Exercise Machines Are For Cripples
When you walk into a gym, or "gymnasium" as they're known on the streets, you'll find three distinct areas: a "cardio area," where boring people are doing things I don't even care about; a free weights area, where people are doing exercise; and a fitness machine area, where crippled people are doing physical rehab. "But hey," you exclaim stupidly, "I do the fitness machines, and I am not crippled!"
Well then friend, I'm sorry to tell you: "You are doing it rong," as the kids say. (Catering to the youth demographic: check plus).
Here is an alarming but mostly true story: once upon a time, a savvy businessman named Arthur Jones invented the Nautilus fitness machine, which kept a steady amount of resistance on the user throughout the movement. Nautilus machines only worked one muscle group at a time, so gyms bought entire suites of Nautilus machines to make up a full "circuit." People went around, doing each machine in turn, and voila, they had exercised their whole body. Gyms made money. People were happy to pay a lot of money to join a gym that featured hundreds of thousands of dollars worth of fancy plastic equipment, rather than just five hundred bucks worth of jagged scrap iron in a fetid pile (a real gym). Arthur Jones made money. And American gymgoers became a bunch of people who thought they were strong because they could move the pin on the chest press machine all the way to the bottom of the rack.
They were not strong.
People perceived workout machines as shiny, fancy evolutions that were superior to boring old free weights. Bonus: they were much easier, too! Do you see where I'm going with this, America? It was a sham! A sham! A sham! The whole theory! The whole idea! A crock! A fake thingamajig, is what it was, the whole idea that sitting in a fixed position and moving one single muscle through a rigidly controlled range of motion was a better way to work out, than just lifting a god damn weight. It is not. It is much less hardcore. The best exercise you can do with a Nautilus machine is to deadlift the Nautilus machine into a dumpster.

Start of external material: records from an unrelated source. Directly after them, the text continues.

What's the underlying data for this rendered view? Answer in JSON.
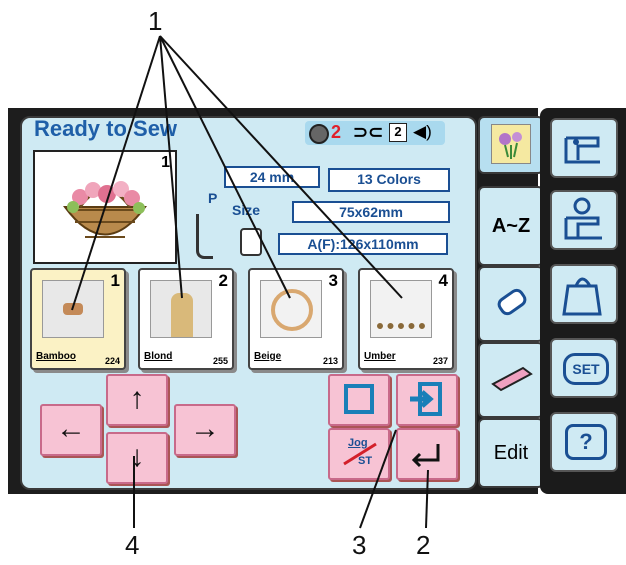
{
  "screen": {
    "title": "Ready to Sew",
    "thread_count": "2",
    "jump_count": "2",
    "height": "24 mm",
    "colors": "13 Colors",
    "size_label": "Size",
    "size": "75x62mm",
    "hoop": "A(F):126x110mm",
    "pressure_label": "P",
    "preview_index": "1"
  },
  "thumbnails": [
    {
      "index": "1",
      "name": "Bamboo",
      "code": "224"
    },
    {
      "index": "2",
      "name": "Blond",
      "code": "255"
    },
    {
      "index": "3",
      "name": "Beige",
      "code": "213"
    },
    {
      "index": "4",
      "name": "Umber",
      "code": "237"
    }
  ],
  "tabs": {
    "az": "A~Z",
    "edit": "Edit"
  },
  "buttons": {
    "up": "↑",
    "down": "↓",
    "left": "←",
    "right": "→",
    "jog_top": "Jog",
    "jog_bottom": "ST",
    "set": "SET",
    "help": "?"
  },
  "callouts": {
    "top": "1",
    "bottom_left": "4",
    "bottom_mid": "3",
    "bottom_right": "2"
  },
  "colors": {
    "screen_bg": "#cfeaf3",
    "accent_blue": "#1f5fa8",
    "pink_button": "#f7c3d4",
    "selected_thumb": "#fbf2c5"
  }
}
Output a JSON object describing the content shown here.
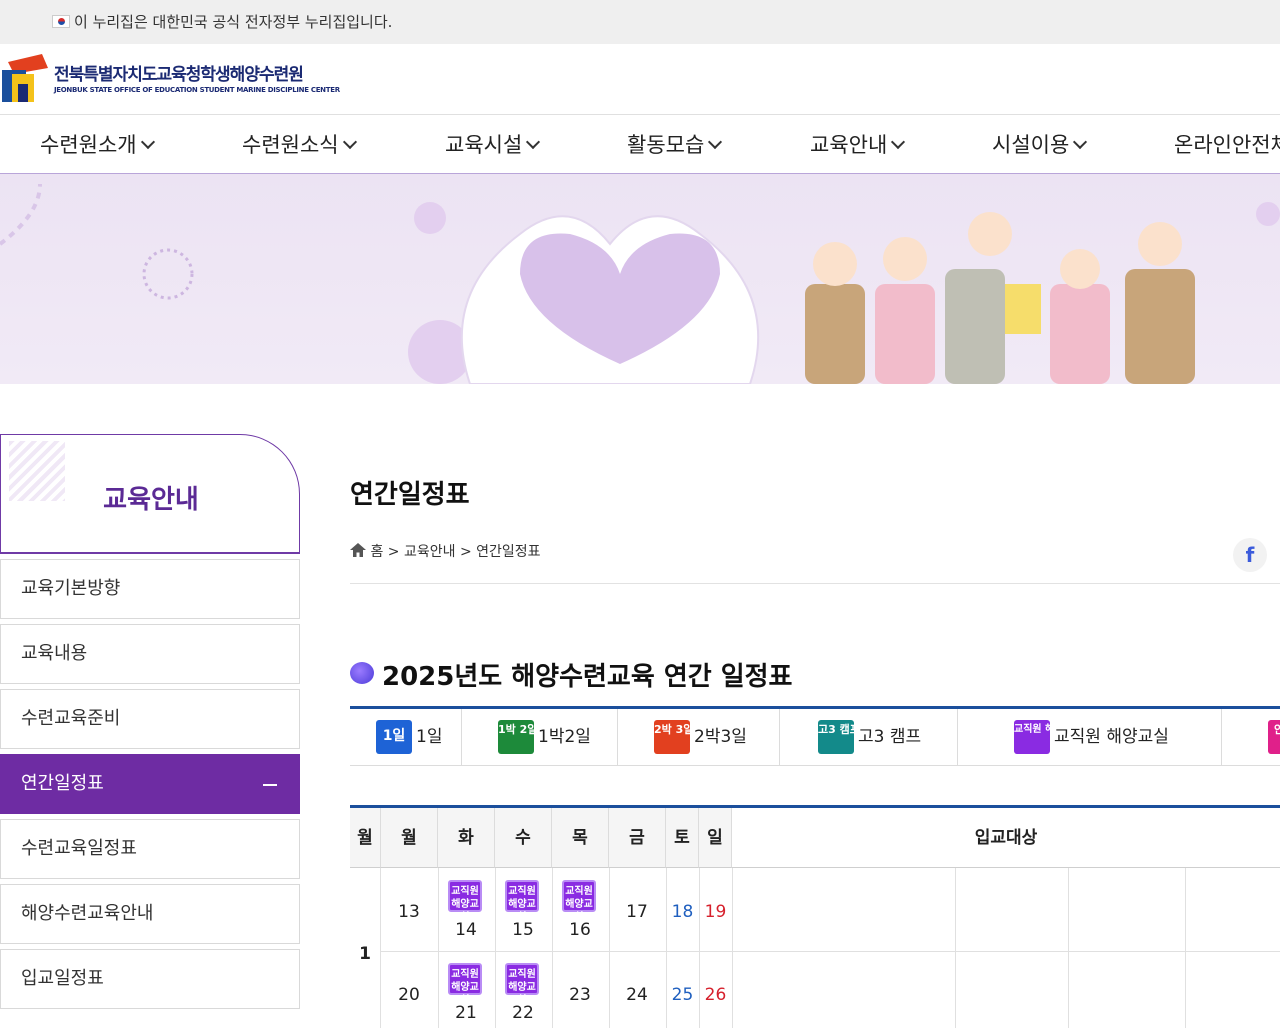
{
  "gov_banner": {
    "text": "이 누리집은 대한민국 공식 전자정부 누리집입니다."
  },
  "logo": {
    "name_kr": "전북특별자치도교육청학생해양수련원",
    "name_en": "JEONBUK STATE OFFICE OF EDUCATION STUDENT MARINE DISCIPLINE CENTER"
  },
  "gnb": [
    "수련원소개",
    "수련원소식",
    "교육시설",
    "활동모습",
    "교육안내",
    "시설이용",
    "온라인안전체"
  ],
  "sidebar": {
    "title": "교육안내",
    "items": [
      "교육기본방향",
      "교육내용",
      "수련교육준비",
      "연간일정표",
      "수련교육일정표",
      "해양수련교육안내",
      "입교일정표"
    ],
    "active_index": 3
  },
  "page": {
    "title": "연간일정표",
    "breadcrumb": {
      "home": "홈",
      "sep1": ">",
      "level1": "교육안내",
      "sep2": ">",
      "level2": "연간일정표"
    },
    "share_icon": "f"
  },
  "section": {
    "title": "2025년도 해양수련교육 연간 일정표"
  },
  "legend": [
    {
      "badge": "1일",
      "label": "1일",
      "color": "#1e63d6"
    },
    {
      "badge": "1박 2일",
      "label": "1박2일",
      "color": "#1d8a3a"
    },
    {
      "badge": "2박 3일",
      "label": "2박3일",
      "color": "#e2401f"
    },
    {
      "badge": "고3 캠프",
      "label": "고3 캠프",
      "color": "#138a8a"
    },
    {
      "badge": "교직원 해양교실",
      "label": "교직원 해양교실",
      "color": "#8a2be2"
    },
    {
      "badge": "안 전",
      "label": "",
      "color": "#e0208a"
    }
  ],
  "calendar": {
    "headers": [
      "월",
      "월",
      "화",
      "수",
      "목",
      "금",
      "토",
      "일",
      "입교대상"
    ],
    "month": "1",
    "event_label": "교직원 해양교실",
    "weeks": [
      {
        "mon": "13",
        "tue": "14",
        "wed": "15",
        "thu": "16",
        "fri": "17",
        "sat": "18",
        "sun": "19",
        "events": [
          "tue",
          "wed",
          "thu"
        ]
      },
      {
        "mon": "20",
        "tue": "21",
        "wed": "22",
        "thu": "23",
        "fri": "24",
        "sat": "25",
        "sun": "26",
        "events": [
          "tue",
          "wed"
        ]
      }
    ]
  }
}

The body is one big complete system of muscles that work together. When you lift a barbell over your head or pick it up from the ground or squat with it or do a pullup or a row or some other actual real life exercise, many of the muscles in your body are working together to lift (and constantly stabilize) the weight, in a useful approximation of some task which you might actually do in the real world, one day. Exercise machines, by contrast, are designed to isolate single muscles or muscle groups, thereby taking the real world design of your body's muscles out back and shooting it right in the noggin. Exercises with free weights are harder, and they make you stronger, and they are one million times more useful than any kind of exercise machine bullshit, so you should just lift free weights. Okay? If the alleged "personal trainer" at your shitty gym tries to "train" you by walking you around the gym floor and telling you how to do various exercise machines, you punch him right in the nuts, and ejaculate "That is not hardcore!" Is that clear enough? And then you can feel superior to all the weakling suckers on the weight machines, and snicker at them under your breath, as long as you do it with the high level of class exhibited in this column, for example.
There is one class of people who are allowed to use the exercise machines: cripples. In this category I include you, me, and anyone who is old, decrepit, or recovering from one injury or another. But you are only allowed to use the machines for the movements that might otherwise cause you to break, or die, and when you are better, and stronger, you should stop using the stupid machines, and go back to free weights. For example, I have a fucked up left shoulder, so sometimes I use the machine that simulates the behind-the-neck press, rather than doing the behind-the-neck press with a loaded barbell, which might be fine, but then again could, with the merest wisp of misplaced movement, cause all the tendons and ligaments in my left shoulder to pop and tear in a great and painful rending of flesh and then my left arm collapses like an imploding old building and the barbell comes crashing to the floor like "Kabloosh!" with a great ruckus, scraping the skin off the back of my neck on the way down, and the gym goes silent as the echoing of the dropped weights is eclipsed in volume by my wailing, "My shoulder! Ahhhh fuck my shoulder, Jesus dang shoot that one smarts," and the lengthy physical rehab that follows causes me take to my couch and become a recluse and lose much of my self-esteem and even years later, when I find a girl to marry, it ends in divorce, because I never really recovered that twinkling je ne sais quois I possessed before what I would only refer to thereafter as "the accident."
So I use the machine. But I don't like it. And neither should you. Tigers don't use any god damn Nautilus machines. (They use free weights.) (Or would if they were capable.)